Europe Grapples With Gas Price Surge, Debates Capping and Subsidies
Key Takeaways
- EU weighs subsidies or caps on wholesale gas to shield households from price shocks.
- Von der Leyen warns against returning to Russian fossil fuels; pushes renewables, PPAs, state aid.
- Price surge from Middle East conflict prompts EU to consider relief measures.
Rising Prices Pressure Europe
European Union nations are scrambling to respond as crude oil and gas prices surge amid the US-Iran conflict.
Prices at the TTF gas hub have risen nearly 80% since the conflict began, though still well below the 2022 peak.

Von der Leyen floated subsidising or capping wholesale gas prices to shield households and businesses.
Greece announced plans to limit maximum profits for sellers of essential goods for three months.
The IEA proposed releasing 400 million barrels from strategic reserves — the largest release in history.
Policy Options and Challenges
The EU's electricity system often prices power based on the last plant needed to meet demand — frequently gas.
Von der Leyen warned that reverting to Russian fossil fuels would be a strategic blunder.
The EU introduced a gas price cap in 2022; it was never triggered and expired in 2025.
Many governments remained opposed to capping, concerned about market distortions.
Economic and Political Stakes
The surge in energy prices comes as much of Europe still feels the scars from last year's Russian gas cut-off.

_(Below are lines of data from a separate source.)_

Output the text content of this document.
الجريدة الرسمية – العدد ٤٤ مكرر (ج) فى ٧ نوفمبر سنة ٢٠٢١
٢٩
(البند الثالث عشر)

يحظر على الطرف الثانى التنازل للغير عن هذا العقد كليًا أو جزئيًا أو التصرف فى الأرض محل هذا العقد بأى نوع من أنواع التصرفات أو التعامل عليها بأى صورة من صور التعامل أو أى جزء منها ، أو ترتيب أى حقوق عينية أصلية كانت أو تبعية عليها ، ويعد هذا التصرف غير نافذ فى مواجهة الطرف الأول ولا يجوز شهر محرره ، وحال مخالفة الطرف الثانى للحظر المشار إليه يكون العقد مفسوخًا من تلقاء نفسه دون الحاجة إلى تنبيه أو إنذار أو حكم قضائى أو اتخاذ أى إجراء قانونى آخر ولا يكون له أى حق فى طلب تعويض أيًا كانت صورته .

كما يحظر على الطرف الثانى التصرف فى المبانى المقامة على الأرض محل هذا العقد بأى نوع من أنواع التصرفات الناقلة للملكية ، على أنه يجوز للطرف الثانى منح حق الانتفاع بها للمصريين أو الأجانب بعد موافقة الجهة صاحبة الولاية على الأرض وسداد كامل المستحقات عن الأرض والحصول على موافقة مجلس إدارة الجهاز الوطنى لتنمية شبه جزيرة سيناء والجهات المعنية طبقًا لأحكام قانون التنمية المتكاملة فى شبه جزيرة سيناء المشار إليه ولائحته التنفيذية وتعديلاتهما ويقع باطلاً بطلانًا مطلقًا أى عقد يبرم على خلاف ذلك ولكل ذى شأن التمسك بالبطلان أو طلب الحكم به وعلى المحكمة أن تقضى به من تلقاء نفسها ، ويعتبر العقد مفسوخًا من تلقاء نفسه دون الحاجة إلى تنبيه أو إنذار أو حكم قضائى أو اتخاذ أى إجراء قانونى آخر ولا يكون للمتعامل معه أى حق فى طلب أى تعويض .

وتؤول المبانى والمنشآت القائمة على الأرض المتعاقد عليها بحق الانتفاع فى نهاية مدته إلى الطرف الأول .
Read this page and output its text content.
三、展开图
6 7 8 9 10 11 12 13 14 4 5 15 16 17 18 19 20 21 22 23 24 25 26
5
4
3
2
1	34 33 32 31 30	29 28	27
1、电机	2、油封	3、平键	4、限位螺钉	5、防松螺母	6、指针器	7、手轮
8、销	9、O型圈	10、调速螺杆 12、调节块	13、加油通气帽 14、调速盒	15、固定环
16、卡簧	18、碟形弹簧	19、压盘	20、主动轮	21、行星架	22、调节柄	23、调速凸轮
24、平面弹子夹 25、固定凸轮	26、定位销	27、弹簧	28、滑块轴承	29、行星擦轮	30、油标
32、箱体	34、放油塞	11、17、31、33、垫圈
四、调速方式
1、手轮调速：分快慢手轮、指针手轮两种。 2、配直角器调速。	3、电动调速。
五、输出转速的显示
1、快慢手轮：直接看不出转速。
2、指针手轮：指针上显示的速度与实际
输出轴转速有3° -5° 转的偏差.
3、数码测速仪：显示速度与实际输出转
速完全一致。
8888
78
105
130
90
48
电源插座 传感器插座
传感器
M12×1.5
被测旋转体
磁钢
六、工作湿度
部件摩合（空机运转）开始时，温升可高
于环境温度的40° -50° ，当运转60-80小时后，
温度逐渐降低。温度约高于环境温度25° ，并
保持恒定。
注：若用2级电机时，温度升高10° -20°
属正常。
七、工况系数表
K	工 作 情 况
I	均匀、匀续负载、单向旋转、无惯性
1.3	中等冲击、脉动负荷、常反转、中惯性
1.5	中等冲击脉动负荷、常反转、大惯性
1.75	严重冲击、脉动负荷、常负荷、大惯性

“European Commission President Ursula von der Leyen warned on March 11, 2026 in Brussels that reverting to Russian fossil fuels to curb rising energy prices amid the Middle East conflict would be a "strategic blunder," urging instead deeper reliance on renewables, power purchase agreements, state aid By Kate Abnett and Charlotte Van Campenhout BRUSSELS, March 11 (Reuters) - The European Union is considering measures to curb energy prices, including by capping gas prices, European Commission President Ursula von der Leyen said on Wednesday”
Businesses warned that prolonged high prices could hollow out the industrial base.
Greek Prime Minister Mitsotakis said they will set a ceiling on profit margins for fuel and all goods.
The IEA release aimed to bring down crude prices after a three-year hiatus in reserve use.